While the ROGD paper didn’t use the “social contagion” phrase outright, it alluded to the concept through references to “peer influence” and social media immersion. Almost immediately, these concepts were embraced by anti-trans activists, policymakers, and media personalities. The theory gave them a sort of “scientific” veneer to argue that trans kids are just “confused.” As a result, many now simply refer to both ROGD and “transgender social contagion” interchangeably, even though they are (at least in Littman’s framing) slightly different.

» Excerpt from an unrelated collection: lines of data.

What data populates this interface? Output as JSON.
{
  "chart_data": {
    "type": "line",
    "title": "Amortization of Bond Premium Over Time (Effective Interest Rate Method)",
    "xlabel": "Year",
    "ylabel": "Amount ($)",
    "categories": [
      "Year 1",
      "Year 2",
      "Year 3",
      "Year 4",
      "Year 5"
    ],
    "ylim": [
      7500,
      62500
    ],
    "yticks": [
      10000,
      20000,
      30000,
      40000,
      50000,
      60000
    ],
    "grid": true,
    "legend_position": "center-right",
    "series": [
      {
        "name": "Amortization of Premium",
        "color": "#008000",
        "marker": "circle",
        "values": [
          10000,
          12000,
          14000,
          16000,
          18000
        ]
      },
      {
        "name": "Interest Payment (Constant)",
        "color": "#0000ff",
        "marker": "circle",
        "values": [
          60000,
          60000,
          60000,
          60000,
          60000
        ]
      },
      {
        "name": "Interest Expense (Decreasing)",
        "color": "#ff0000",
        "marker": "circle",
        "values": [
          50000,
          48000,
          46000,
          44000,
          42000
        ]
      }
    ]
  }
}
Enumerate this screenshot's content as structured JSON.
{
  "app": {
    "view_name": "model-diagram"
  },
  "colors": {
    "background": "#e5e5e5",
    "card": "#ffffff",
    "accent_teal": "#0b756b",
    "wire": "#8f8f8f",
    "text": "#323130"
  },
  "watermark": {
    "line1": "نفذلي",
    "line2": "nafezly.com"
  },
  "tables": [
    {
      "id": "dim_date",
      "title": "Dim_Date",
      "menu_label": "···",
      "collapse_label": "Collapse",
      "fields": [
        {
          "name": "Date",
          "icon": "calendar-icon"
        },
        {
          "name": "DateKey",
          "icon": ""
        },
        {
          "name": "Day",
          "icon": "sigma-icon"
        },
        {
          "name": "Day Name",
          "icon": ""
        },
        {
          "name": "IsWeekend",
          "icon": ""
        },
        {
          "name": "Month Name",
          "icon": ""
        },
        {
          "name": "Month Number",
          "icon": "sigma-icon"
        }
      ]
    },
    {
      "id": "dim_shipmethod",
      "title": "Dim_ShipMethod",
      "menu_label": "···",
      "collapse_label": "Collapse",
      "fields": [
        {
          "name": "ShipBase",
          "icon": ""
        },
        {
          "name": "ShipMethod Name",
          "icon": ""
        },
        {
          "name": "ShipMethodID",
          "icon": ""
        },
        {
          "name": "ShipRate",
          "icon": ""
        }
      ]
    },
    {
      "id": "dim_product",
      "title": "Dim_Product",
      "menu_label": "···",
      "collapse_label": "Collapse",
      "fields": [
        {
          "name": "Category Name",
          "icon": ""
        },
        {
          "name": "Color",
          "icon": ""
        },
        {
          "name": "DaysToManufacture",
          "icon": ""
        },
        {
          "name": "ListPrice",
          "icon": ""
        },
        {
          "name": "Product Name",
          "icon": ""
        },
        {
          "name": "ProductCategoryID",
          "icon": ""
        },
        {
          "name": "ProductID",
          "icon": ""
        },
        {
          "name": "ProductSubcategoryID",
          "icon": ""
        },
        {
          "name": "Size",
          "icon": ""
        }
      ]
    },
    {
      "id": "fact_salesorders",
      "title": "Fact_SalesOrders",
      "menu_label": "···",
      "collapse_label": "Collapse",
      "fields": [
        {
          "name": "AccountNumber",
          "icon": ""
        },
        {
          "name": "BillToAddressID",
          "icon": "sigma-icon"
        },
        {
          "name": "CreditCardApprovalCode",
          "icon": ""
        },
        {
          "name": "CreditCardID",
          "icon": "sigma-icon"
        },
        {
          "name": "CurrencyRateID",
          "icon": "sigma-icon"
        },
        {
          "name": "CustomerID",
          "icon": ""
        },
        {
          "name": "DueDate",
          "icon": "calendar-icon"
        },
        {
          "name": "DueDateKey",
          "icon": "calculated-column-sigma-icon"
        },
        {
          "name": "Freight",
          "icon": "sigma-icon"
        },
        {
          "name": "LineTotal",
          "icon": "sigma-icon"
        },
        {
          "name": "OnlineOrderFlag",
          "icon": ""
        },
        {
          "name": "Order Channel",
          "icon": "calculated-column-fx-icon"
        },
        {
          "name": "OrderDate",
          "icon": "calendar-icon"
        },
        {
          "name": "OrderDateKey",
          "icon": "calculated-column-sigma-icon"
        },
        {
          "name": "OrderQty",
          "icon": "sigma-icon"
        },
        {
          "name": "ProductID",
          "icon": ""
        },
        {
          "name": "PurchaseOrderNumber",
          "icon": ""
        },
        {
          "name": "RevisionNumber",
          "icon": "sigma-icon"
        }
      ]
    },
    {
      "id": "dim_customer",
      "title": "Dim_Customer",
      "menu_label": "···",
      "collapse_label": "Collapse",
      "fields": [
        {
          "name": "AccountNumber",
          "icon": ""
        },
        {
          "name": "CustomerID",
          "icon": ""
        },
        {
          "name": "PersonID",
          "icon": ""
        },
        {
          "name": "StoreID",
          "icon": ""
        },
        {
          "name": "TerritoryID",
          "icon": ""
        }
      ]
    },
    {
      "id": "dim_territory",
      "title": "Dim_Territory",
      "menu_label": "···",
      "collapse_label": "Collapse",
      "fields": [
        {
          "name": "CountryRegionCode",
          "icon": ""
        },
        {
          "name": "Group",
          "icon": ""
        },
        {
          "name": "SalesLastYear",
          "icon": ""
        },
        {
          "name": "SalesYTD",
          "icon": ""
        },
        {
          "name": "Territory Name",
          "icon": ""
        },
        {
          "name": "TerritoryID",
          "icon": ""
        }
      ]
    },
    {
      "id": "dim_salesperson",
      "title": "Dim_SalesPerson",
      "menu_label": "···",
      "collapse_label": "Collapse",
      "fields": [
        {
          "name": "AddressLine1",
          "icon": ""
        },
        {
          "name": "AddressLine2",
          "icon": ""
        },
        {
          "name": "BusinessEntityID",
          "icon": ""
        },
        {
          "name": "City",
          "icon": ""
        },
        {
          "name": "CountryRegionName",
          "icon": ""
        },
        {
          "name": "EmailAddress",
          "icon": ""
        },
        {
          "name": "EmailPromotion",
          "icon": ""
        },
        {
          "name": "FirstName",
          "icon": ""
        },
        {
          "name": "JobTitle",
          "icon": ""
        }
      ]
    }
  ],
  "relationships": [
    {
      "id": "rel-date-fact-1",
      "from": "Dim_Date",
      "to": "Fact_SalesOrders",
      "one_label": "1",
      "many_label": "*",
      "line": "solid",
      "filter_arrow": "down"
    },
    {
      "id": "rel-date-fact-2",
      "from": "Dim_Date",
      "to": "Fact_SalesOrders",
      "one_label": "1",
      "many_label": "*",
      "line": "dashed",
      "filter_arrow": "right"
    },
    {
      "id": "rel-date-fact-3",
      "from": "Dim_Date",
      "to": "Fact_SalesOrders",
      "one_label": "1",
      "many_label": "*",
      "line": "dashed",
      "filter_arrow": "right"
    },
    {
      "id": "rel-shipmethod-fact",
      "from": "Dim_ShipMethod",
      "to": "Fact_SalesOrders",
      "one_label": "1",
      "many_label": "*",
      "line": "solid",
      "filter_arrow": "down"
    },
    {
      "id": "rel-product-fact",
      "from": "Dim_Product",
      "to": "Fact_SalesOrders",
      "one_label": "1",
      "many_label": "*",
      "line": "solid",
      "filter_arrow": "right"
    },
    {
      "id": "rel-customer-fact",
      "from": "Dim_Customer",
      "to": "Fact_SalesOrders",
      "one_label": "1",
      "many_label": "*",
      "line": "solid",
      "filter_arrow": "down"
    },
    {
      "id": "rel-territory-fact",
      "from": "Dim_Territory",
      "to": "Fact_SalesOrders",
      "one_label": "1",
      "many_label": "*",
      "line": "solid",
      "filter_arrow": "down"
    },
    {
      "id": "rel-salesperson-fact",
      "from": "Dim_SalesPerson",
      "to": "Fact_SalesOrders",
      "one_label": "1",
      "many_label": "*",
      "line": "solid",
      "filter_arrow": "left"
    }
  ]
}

Evidence Undermines ‘Rapid Onset Gender Dysphoria’ Claims

in Scientific American  

The American Psychological Association and 61 other health care providers’ organizations signed a letter in 2021 denouncing the validity of rapid-onset gender dysphoria (ROGD) as a clinical diagnosis. And a steadily growing body of scientific evidence demonstrates that it does not reflect transgender adolescents’ experiences and that “social contagion” is not causing more young people to seek gender-affirming care. Still, the concept continues to be used to justify anti-trans legislation across the U.S.

“To even say it’s a hypothesis at this point, based on the paucity of research on this, I think is a real stretch,” says Eli Coleman, former president of the World Professional Association for Transgender Health. Coleman helped create the organization’s most recent standards of care for trans people, which endorse and explain the evidence for forms of gender-affirming care.